The rookie, Craig Hansen (around here, that's almost becoming redundant -- when Gabbard pitches today, he will become the ninth to pitch for the club this season), replaced Snyder and breezed through a 1-2-3 sixth. But Hansen gave up three consecutive hits to start the seventh, leading to a couple of runs, allowing the Mariners to draw within 8-4. Youkilis started an around-the-horn double play to temper the uprising, but when Adrian Beltre bounced a single through the left side, Francona went to another rook, Manny Delcarmen, for whom this late-inning stuff is becoming routine.
Delcarmen retired Raul Ibanez on a fly to Gabe Kapler in left (Ramírez was serving as DH), then worked a scoreless eighth.
Ortiz was the first to go deep, hitting a two-out home run in the first.

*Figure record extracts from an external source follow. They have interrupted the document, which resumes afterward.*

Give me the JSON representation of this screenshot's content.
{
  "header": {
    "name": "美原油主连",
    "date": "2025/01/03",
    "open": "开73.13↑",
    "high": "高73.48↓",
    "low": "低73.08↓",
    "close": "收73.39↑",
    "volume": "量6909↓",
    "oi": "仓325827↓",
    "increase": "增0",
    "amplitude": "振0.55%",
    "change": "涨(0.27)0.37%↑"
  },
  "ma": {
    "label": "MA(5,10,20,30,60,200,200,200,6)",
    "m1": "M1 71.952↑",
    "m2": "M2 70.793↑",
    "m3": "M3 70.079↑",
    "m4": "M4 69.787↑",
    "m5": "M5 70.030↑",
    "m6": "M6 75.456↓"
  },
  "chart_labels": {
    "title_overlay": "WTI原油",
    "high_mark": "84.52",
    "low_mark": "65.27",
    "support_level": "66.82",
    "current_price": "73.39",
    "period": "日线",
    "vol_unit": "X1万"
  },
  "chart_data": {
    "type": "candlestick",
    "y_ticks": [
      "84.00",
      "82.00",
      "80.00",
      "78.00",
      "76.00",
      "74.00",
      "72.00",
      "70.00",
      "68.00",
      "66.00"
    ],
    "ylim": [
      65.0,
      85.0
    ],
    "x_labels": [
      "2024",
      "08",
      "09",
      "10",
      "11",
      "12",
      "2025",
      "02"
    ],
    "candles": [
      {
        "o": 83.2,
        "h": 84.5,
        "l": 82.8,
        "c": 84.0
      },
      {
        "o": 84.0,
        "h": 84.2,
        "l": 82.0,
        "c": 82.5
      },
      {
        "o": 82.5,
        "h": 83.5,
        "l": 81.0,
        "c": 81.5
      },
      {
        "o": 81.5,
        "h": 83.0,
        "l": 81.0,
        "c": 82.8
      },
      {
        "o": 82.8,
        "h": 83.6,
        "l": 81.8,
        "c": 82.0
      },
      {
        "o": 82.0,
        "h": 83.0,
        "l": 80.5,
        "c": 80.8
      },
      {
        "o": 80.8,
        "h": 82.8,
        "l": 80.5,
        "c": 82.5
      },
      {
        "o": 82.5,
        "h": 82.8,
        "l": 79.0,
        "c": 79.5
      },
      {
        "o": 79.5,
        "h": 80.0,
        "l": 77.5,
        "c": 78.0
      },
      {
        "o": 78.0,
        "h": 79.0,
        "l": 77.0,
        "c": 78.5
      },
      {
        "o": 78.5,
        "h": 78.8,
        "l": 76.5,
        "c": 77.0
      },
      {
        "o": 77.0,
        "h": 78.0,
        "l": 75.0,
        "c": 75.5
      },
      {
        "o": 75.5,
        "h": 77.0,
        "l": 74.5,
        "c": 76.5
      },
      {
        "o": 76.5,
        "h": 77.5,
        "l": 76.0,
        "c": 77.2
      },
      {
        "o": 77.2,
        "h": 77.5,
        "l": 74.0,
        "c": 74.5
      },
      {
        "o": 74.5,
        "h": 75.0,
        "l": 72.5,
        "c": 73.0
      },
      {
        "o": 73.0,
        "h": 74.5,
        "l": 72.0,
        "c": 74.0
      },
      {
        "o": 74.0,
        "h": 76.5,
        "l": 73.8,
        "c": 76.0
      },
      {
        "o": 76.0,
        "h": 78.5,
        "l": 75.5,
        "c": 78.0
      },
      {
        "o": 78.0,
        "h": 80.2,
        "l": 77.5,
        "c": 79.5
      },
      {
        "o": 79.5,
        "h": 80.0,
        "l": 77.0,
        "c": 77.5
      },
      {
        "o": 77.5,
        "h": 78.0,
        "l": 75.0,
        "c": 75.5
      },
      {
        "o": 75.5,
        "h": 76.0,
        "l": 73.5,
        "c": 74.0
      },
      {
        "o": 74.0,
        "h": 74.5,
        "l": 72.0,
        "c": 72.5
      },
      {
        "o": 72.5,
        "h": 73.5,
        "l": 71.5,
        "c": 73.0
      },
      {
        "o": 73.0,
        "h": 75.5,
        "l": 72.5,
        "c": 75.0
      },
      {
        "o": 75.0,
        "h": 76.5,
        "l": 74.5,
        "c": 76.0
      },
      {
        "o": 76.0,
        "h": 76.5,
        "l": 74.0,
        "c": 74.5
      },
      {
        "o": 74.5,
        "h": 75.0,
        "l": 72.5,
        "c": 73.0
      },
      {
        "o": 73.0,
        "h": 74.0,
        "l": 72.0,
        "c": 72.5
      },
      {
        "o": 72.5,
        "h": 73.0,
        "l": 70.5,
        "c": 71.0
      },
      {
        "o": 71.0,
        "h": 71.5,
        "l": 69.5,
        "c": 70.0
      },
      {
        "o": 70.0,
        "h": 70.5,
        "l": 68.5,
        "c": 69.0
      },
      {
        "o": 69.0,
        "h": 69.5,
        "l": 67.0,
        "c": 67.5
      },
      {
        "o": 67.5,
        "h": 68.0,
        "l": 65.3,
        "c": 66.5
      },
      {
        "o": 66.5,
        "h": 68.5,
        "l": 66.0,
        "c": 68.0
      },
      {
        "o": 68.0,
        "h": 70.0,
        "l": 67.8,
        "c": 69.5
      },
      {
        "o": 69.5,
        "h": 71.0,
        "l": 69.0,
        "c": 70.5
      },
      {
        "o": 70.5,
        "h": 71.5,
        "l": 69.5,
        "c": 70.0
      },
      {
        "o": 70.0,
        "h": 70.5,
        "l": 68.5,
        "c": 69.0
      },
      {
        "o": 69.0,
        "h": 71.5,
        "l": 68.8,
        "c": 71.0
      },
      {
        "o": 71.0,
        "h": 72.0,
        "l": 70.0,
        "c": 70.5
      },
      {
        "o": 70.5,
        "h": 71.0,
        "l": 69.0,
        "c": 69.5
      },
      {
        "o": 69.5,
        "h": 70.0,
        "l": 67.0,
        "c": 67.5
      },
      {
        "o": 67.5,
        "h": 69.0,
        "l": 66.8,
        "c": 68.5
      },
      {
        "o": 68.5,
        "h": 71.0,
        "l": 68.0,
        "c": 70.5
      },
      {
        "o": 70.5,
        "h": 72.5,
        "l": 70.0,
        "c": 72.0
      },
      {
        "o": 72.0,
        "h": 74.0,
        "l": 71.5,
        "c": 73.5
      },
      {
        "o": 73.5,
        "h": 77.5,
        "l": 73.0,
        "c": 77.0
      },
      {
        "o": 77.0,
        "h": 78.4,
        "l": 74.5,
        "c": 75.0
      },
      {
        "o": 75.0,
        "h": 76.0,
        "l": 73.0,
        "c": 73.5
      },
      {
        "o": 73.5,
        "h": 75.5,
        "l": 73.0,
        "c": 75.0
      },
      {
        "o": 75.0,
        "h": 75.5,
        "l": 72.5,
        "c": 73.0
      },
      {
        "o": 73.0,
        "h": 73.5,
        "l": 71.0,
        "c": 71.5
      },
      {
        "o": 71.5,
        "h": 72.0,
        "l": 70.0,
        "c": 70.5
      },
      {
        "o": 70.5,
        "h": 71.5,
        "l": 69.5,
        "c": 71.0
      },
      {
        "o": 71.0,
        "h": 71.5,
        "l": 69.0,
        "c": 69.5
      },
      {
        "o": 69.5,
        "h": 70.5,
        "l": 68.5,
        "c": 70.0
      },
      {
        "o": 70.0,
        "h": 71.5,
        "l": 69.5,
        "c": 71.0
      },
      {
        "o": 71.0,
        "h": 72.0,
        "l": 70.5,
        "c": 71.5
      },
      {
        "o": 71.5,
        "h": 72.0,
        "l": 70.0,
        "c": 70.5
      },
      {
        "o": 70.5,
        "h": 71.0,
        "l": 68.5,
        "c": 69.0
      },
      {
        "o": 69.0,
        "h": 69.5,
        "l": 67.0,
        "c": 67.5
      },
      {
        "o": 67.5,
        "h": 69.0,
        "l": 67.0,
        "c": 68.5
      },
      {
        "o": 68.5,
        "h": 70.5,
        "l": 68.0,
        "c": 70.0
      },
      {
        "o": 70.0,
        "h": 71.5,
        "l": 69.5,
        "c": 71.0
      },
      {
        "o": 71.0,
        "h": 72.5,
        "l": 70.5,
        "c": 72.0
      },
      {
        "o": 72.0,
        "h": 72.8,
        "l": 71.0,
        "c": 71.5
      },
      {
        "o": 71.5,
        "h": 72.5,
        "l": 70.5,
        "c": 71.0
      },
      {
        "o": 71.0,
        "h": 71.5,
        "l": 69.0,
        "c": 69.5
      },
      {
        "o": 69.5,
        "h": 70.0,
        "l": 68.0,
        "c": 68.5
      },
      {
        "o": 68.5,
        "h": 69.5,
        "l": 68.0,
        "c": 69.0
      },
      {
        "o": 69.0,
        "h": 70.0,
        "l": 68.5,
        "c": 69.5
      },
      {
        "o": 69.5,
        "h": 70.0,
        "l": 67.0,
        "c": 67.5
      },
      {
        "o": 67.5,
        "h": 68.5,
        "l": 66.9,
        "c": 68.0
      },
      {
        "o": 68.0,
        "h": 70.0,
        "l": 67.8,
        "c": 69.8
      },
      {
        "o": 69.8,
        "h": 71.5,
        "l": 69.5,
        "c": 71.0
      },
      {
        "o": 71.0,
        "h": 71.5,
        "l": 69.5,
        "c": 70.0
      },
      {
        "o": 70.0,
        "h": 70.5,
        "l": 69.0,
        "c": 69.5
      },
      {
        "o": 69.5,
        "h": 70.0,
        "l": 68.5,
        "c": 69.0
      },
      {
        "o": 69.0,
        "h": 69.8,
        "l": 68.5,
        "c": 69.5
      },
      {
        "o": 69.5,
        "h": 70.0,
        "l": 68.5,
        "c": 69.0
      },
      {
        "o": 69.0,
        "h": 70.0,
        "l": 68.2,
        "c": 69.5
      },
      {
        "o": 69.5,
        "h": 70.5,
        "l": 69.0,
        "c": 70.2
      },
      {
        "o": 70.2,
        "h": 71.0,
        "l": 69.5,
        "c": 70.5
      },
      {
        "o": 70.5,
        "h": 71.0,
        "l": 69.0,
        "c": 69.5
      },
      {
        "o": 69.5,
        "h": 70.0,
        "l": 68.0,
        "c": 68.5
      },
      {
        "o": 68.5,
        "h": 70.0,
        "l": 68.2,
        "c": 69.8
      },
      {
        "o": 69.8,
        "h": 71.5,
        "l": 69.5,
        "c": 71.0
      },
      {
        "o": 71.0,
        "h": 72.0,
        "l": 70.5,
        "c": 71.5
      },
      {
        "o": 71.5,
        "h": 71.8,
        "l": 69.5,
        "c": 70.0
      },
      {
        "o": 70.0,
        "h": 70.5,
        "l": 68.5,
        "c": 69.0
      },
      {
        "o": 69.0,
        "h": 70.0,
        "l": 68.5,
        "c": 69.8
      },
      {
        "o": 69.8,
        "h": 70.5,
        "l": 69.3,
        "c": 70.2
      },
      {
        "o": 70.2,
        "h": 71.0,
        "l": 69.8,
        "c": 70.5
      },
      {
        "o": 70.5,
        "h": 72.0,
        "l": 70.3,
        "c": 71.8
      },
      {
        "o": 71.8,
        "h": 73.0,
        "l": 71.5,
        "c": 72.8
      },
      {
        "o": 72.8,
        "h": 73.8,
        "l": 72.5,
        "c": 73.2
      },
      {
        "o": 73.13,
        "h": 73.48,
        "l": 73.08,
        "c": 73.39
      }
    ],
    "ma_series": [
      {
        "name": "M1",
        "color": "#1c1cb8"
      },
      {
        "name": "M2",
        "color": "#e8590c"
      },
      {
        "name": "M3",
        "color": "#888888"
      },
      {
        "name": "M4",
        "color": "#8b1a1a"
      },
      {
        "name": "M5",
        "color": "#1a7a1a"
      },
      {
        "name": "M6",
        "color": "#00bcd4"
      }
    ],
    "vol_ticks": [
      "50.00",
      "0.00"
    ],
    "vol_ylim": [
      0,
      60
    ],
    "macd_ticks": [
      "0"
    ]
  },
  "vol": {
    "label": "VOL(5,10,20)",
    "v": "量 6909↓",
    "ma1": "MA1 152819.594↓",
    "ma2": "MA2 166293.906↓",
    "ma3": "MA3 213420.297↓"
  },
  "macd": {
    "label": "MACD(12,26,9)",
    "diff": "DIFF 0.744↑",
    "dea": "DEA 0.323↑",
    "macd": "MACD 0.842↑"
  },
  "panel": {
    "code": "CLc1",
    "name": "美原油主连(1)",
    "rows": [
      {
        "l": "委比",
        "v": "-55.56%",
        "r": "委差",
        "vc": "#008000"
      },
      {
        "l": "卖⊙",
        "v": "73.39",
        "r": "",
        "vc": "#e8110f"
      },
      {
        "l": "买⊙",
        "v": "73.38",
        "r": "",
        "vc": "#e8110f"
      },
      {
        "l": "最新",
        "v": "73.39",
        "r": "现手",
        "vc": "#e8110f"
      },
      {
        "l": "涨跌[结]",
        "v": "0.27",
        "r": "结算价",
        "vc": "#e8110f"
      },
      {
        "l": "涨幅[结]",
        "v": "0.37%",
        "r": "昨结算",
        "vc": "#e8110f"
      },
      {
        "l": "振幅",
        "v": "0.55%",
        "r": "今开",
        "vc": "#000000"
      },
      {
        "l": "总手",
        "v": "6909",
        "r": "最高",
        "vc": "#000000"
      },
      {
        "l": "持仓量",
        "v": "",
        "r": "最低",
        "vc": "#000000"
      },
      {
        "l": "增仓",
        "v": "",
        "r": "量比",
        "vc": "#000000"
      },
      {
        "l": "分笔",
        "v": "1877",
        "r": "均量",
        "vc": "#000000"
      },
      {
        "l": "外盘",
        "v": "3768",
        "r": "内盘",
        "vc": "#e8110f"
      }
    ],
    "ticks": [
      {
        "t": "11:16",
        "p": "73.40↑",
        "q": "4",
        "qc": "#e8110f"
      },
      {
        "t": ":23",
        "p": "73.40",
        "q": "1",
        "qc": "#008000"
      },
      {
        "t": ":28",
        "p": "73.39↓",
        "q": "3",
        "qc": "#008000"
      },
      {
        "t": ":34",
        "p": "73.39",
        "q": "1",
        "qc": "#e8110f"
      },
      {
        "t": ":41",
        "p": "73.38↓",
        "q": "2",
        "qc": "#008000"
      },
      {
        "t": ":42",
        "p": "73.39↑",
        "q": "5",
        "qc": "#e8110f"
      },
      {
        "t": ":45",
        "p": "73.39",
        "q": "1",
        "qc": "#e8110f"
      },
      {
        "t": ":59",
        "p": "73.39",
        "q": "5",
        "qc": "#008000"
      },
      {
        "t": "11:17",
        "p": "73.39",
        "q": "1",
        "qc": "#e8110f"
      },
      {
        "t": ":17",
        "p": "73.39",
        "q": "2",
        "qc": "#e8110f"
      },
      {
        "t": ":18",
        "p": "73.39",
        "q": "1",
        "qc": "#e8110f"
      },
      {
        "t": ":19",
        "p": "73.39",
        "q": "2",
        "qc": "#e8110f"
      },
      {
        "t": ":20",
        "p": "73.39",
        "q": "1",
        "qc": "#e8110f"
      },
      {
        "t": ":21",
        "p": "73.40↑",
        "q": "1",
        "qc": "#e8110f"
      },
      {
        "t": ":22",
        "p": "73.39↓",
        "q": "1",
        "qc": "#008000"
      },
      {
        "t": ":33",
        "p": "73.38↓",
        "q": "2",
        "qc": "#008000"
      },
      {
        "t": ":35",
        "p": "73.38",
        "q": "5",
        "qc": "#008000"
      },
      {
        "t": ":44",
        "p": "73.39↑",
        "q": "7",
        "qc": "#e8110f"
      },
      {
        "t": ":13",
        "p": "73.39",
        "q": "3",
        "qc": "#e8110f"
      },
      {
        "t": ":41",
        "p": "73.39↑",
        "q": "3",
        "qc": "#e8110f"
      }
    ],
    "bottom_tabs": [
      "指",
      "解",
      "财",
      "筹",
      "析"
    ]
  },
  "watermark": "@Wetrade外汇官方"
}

Ortiz's five home runs off the lefthanded Moyer are the most he's hit off any pitcher, matching the five he's hit off Toronto ace Roy Halladay.
Moyer fumbled Kapler's comebacker for an error to open the third, which Gonzalez followed with a drive off the left-field scoreboard to make it 3-0. Varitek led off the fourth with his home run, also to left, continuing the oddity of hitting home runs only on the road. His last eight home runs, since a grand slam May 7 against Baltimore, have come away from the Fens.
Gonzalez opened the fifth with a four-pitch walk and Youkilis, who was in a .162 slump (6 for 37), pulled a 1-and-0 pitch into the seats to make it 6-0. One out later, Moyer walked Ortiz, a prelude to Ramírez's blast into the left-field seats. Moyer, who has made a living on guile and changing speeds, fooled few Sox hitters, regardless of where he set the dial.
The Sox padded their lead in the ninth off wild reliever Emiliano Fruto (three walks and a wild pitch in 1 1/3 innings), Crisp delivering an RBI single (breaking an 0-for-15 slump) to left that scored Ramírez, making it 9-4.